Venue: Waterside Workers Hall, 11 Nile Street, Port Adelaide
Season: 8pm nightly Wed to Sat to 6th Aug, 3pm Sat 30th, 2pm Sun 31st July, 3pm Sat 6th Aug
Duration: 50min incl interval
Tickets: adult $26/conc $22/Fringe Benefits $18
Bookings: BASS 131 241 or http://www.bass.net.au
Performer and writer, Gabrielle Griffin, looks at many aspects of the desire of a woman to reproduce, through the medium of a small Banraku style puppet named Maz Baker, designed and made by Rod Primrose. The puppet has a rod emerging from the rear of the head, held in one hand to support the puppet, while the limbs are moved directly by the puppeteer's other hand.
The design, by Gaelle Mellis and Wendy Todd, is very important to the production. A large tent has been erected within the main hall, making a more intimate venue that better suits the performance, with scrim curtains behind the main performance area further reducing the space and allowing her to project images from behind.

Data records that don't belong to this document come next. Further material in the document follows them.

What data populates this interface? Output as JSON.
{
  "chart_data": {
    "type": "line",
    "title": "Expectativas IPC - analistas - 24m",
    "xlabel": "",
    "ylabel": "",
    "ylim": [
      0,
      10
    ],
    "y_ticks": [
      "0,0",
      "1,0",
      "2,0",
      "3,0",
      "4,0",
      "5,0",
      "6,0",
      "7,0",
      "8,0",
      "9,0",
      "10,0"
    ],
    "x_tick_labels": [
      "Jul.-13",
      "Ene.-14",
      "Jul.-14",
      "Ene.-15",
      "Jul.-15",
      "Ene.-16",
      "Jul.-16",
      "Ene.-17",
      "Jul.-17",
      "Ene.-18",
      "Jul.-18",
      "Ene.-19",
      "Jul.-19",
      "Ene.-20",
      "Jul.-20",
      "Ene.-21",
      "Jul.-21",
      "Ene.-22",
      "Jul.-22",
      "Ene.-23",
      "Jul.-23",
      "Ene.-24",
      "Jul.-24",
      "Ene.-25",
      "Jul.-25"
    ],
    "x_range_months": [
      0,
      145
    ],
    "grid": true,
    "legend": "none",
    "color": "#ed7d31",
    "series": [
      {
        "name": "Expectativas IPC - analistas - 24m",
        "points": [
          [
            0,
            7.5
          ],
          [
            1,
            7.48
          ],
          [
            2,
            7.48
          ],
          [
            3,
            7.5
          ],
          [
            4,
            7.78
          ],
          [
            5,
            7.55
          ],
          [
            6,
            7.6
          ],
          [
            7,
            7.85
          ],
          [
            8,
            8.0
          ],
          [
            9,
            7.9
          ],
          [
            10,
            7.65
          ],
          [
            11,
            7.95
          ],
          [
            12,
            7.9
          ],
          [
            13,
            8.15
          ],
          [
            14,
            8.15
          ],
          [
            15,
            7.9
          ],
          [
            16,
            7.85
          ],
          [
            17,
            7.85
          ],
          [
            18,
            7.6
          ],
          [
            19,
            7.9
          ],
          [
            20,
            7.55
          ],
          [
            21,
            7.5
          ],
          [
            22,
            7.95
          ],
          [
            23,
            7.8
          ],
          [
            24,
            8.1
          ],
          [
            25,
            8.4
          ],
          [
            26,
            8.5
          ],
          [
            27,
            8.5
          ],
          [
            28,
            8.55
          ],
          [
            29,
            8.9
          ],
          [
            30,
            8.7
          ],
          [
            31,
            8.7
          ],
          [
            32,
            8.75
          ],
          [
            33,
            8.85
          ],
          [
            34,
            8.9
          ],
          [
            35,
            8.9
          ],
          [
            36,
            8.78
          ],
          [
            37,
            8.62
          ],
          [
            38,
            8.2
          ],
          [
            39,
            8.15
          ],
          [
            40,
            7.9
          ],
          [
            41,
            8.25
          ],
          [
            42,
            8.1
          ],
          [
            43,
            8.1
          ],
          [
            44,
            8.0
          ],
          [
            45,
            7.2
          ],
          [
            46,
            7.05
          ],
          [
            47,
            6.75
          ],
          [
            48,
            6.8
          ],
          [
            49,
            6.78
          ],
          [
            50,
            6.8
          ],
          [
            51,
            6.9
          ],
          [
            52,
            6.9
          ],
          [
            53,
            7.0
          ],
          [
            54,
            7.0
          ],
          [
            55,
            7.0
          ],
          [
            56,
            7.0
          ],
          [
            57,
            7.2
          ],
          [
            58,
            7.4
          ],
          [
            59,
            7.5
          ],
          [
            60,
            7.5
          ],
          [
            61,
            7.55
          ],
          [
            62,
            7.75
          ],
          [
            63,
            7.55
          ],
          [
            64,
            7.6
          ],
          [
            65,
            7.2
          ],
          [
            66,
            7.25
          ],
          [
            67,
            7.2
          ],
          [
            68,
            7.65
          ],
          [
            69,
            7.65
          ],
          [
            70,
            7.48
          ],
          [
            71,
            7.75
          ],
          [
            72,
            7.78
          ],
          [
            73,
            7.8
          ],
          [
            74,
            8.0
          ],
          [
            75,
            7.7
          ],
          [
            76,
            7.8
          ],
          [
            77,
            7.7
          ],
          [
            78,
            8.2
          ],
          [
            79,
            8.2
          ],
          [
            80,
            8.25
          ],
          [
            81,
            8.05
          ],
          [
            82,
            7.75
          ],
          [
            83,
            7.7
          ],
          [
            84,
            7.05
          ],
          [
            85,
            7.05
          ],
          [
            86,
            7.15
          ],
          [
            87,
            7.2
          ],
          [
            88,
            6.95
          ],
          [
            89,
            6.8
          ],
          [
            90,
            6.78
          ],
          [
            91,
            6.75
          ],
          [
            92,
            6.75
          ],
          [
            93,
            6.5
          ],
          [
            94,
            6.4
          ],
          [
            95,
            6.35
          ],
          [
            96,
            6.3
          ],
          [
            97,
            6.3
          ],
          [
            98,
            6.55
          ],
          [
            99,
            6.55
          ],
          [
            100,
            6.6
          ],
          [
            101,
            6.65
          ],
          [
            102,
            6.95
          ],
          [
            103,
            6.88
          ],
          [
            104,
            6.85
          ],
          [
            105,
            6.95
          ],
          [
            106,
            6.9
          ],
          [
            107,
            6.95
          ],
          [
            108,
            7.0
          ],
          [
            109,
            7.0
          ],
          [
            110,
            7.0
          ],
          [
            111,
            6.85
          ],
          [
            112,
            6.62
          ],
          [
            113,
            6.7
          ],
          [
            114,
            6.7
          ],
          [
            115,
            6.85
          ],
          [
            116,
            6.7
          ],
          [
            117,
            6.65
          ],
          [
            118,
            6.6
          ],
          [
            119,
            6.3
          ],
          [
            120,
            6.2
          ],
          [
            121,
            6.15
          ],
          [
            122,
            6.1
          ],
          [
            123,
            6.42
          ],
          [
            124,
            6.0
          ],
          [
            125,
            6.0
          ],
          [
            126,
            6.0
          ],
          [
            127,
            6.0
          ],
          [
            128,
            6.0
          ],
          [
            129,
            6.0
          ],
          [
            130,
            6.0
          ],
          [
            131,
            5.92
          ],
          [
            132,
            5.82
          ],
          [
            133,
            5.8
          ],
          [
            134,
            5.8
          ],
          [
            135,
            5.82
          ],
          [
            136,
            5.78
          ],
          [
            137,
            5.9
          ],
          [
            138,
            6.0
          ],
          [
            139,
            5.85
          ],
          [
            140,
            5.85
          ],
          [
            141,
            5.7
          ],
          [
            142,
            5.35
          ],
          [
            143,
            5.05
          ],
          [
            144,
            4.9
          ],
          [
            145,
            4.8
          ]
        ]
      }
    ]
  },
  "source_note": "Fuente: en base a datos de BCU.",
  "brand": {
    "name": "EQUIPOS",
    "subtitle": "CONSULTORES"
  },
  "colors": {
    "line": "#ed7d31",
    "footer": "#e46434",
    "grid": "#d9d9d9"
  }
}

To one side of the stage is a cabinet, its glass windows filled with eggs, a symbol of fertility, backlit to give a fascinating effect. To the front is a pile of sawdust and to the other side of the stage is an old sewing machine table that serves, for most of the time, as the performance area.
The music, by Catherine Oates and Belinda Gehlert, is also very important, matching the many moods through which we are taken and heightening the intensity. Mark Pennington's lighting and the animations of Luku Kuku, projected onto the set, add yet more layers to this multifaceted work. We open with the sound of a clock ticking, the timer rings and Griffin takes an open baked pie from the bottom drawer of the cabinet. Immediately we think of the expression 'body clock', the passing of time leading many women to a reproductive imperative.
Within all of this is little Maz, brilliantly brought to life by Griffin, who takes us through a symbolically rich exploration of the reproductive urge. There are so many poignant moments, including a rather strange dream sequence, but a little humour surfaces here and there, such as the appearance of a turkey baster, lightening the mood at times. This is a sensitive and very inclusive look at at that natural biological urge that hit most women at some point in their lives.
Not surprisingly, it was a predominantly female audience, but there is just as much in this production for men. It covers a vast amount in short space of time in a thoroughly absorbing and intriguing performance that will leave you thinking and talking about it afterwards.
Reviewed by Barry Lenny, Arts Editor, Glam Adelaide.